Report Examines Building Reuse in Los Angeles

 
New report examines building reuse in Los Angeles.

With over 10 million square feet of vacant space in Los Angeles’ urban core, the solution to meeting housing and office demand might appear to be clear cut. But a new report from Learning from Los Angeles, developed by the Partnership for Building reuse, sheds light on the many barriers to building reuse, including inflexible and outdated zoning regulations.

The report offers strong recommendations to promote building reuse in Los Angeles. These include modernizing the city’s zoning regulations, streamlining city approval processes, and promoting the economic, social and environmental benefits of recycling exiting buildings. The partnership will expand into four other cities nationwide in 2014.

“Los Angeles has a great track record of reusing existing buildings,” said James Lindberg, planning director at the National Trust’s Preservation Green Lab. “With the revitalization of downtown gaining momentum and new transit corridors developing, the city is poised to become an innovative national leader in sustainable development and building reuse.”

Passage of the Los Angeles Adaptive Reuse Ordinance (ARO) in 1999 has demonstrated the benefits of reusing vacant buildings.

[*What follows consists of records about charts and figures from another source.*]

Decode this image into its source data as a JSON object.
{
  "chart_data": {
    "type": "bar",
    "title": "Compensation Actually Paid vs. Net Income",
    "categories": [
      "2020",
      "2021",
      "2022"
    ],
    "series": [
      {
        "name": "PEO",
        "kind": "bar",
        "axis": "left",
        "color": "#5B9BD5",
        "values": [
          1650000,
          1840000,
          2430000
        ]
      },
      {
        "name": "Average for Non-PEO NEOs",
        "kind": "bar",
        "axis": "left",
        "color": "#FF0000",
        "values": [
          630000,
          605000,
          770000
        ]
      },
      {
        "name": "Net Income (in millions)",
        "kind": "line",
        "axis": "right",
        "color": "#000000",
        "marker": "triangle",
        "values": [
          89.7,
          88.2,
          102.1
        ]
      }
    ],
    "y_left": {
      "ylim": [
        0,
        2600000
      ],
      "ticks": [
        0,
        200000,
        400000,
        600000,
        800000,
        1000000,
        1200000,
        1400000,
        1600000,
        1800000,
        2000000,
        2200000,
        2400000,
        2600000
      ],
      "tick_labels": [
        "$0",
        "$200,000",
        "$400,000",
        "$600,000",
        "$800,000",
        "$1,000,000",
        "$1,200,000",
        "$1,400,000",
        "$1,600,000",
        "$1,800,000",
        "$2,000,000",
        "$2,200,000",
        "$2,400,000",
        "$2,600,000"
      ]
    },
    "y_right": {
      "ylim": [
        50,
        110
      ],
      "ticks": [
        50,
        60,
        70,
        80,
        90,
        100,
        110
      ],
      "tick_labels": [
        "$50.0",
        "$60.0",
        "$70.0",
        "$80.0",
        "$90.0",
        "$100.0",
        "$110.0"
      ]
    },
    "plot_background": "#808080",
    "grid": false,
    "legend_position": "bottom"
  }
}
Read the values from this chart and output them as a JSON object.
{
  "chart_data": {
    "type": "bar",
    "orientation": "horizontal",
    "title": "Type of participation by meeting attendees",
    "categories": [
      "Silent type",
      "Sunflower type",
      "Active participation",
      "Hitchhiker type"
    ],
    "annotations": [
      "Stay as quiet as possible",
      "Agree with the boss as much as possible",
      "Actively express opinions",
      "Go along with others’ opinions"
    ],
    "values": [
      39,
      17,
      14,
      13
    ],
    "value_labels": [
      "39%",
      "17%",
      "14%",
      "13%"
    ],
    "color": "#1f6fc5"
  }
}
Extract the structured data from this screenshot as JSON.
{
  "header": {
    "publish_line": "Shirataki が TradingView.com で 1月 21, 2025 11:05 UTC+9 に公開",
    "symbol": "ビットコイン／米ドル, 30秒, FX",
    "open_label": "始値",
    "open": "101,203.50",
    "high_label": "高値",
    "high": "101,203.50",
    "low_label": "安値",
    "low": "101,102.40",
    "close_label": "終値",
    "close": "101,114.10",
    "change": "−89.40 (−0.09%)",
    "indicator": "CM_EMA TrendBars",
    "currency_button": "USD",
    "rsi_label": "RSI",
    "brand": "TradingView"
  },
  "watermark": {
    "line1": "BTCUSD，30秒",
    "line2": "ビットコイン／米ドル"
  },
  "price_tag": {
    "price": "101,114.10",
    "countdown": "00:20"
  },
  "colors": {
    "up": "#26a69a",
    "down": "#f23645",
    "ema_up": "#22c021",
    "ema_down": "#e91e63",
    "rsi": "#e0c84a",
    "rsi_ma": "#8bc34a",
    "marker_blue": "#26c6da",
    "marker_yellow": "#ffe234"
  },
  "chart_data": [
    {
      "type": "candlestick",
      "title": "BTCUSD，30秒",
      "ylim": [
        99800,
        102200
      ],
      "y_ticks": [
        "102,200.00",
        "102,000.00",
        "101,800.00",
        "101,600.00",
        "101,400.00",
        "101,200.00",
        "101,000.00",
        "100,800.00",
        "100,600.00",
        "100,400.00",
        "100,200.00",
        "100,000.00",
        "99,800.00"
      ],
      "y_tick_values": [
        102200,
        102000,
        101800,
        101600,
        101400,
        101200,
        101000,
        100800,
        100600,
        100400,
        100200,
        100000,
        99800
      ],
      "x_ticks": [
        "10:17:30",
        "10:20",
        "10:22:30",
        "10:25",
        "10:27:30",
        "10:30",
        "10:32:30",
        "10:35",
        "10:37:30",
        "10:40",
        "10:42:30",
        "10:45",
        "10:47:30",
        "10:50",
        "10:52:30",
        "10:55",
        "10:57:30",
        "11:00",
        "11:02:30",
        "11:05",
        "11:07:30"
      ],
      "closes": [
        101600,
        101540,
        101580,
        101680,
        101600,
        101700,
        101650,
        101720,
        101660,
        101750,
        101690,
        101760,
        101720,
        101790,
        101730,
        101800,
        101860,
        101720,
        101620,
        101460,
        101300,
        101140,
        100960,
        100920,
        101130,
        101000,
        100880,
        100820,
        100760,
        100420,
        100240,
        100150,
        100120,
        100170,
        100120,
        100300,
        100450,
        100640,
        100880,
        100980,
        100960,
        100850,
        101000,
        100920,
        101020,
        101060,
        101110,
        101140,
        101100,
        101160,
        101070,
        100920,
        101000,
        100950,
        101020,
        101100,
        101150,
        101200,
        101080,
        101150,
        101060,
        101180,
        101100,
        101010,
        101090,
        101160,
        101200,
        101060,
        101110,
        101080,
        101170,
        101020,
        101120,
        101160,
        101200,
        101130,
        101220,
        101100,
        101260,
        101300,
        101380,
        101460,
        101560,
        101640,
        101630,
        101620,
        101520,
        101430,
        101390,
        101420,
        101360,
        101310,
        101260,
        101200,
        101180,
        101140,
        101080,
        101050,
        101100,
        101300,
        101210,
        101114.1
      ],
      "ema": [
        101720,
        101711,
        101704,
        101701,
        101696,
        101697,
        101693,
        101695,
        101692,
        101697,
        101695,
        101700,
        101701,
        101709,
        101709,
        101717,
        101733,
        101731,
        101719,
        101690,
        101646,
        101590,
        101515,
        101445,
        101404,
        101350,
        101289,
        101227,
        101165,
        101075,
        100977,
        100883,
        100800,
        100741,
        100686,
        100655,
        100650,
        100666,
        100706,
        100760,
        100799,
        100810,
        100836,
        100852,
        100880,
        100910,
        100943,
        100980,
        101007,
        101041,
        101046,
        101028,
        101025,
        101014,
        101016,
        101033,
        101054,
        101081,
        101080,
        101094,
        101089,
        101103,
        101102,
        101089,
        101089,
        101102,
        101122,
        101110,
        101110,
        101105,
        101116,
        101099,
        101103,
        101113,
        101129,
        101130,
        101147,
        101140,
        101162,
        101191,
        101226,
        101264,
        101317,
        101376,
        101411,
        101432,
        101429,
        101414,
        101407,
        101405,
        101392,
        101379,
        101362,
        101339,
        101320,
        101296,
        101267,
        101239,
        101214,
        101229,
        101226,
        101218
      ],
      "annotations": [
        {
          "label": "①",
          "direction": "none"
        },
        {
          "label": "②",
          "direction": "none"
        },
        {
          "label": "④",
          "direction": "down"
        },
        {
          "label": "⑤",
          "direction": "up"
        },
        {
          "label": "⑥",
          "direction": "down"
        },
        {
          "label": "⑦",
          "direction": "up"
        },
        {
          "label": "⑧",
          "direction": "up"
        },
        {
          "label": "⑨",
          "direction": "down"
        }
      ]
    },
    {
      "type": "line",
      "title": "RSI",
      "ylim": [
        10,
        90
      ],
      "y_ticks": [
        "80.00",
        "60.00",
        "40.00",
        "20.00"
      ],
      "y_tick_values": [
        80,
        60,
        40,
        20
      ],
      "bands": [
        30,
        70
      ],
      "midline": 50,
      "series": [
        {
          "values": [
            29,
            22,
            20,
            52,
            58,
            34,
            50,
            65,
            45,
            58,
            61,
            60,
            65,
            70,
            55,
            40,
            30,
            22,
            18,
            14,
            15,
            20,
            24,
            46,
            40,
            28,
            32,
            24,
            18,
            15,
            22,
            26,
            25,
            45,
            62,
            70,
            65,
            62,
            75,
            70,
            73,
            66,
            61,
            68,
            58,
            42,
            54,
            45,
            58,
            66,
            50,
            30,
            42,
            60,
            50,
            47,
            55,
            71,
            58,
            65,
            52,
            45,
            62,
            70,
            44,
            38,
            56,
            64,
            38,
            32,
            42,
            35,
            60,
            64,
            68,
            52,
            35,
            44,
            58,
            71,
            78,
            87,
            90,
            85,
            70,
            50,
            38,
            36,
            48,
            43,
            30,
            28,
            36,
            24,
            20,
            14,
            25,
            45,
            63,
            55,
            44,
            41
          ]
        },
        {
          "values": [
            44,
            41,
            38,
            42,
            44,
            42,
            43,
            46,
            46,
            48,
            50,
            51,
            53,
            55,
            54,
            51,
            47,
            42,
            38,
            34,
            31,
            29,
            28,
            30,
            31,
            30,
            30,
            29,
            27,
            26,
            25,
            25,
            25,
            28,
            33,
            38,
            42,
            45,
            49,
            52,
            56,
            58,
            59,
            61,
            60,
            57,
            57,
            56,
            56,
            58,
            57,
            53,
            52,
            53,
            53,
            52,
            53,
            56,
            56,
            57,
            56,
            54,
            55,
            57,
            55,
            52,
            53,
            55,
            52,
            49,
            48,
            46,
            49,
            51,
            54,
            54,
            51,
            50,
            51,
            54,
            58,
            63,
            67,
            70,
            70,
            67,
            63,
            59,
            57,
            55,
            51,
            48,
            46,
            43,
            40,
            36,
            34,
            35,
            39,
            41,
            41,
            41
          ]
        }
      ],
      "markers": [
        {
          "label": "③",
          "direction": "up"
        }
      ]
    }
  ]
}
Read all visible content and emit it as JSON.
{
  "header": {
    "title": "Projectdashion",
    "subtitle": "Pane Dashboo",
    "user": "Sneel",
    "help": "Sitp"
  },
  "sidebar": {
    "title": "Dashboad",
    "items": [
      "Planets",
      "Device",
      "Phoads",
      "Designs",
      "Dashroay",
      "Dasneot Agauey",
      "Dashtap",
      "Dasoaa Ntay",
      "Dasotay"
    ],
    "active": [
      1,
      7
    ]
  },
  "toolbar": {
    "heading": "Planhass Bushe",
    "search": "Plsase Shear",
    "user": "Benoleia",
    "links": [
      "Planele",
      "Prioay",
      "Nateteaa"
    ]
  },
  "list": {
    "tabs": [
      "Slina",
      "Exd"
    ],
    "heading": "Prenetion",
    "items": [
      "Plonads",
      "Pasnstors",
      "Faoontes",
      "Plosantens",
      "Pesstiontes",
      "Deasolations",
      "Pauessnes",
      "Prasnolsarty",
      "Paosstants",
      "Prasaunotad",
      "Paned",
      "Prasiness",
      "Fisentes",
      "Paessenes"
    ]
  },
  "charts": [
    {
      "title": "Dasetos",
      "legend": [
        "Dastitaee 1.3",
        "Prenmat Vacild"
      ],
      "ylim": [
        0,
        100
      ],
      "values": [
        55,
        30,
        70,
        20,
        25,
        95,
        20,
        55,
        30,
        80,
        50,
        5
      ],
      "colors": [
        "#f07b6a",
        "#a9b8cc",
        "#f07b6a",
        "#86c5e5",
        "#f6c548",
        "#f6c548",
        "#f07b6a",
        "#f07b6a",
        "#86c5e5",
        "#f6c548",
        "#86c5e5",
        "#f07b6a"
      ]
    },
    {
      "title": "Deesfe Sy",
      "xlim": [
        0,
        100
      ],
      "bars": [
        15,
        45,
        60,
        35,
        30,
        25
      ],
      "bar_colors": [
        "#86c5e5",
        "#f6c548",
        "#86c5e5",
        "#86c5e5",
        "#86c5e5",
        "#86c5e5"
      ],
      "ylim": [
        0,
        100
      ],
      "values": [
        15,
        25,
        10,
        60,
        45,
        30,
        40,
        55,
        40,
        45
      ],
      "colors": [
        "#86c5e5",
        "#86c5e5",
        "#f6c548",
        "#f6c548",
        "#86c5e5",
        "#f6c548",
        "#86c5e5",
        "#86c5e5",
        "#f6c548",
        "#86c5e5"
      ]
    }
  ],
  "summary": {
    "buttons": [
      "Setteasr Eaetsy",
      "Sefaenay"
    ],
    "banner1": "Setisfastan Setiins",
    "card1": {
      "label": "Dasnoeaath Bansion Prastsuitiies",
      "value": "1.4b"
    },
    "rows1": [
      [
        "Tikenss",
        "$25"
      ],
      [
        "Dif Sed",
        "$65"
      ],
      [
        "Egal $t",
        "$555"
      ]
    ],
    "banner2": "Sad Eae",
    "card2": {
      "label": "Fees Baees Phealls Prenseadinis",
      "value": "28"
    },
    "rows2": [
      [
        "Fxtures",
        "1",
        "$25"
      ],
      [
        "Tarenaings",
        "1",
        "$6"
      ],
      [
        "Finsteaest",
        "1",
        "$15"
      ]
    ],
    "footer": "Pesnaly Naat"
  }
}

More than 60 downtown buildings have been rehabilitated through the ARO, creating space for 14,000 new residents and helping to spur new infill construction that has swelled the downtown population from 18,000 to over 50,000 today. But with an estimated 500,000 jobs downtown, there is still plenty of demand for additional housing, creative office space, hotel rooms, retail outlets, and entertainment and cultural venues.

"The ARO showed how removing regulatory barriers can unlock the potential of older buildings," said Tom Gilmore, of Gilmore Associates, the first developer to use the ARO. "Now we have the opportunity to take this a step further.”

The report can be downloaded on the National Trust for Historic Preservation’s website.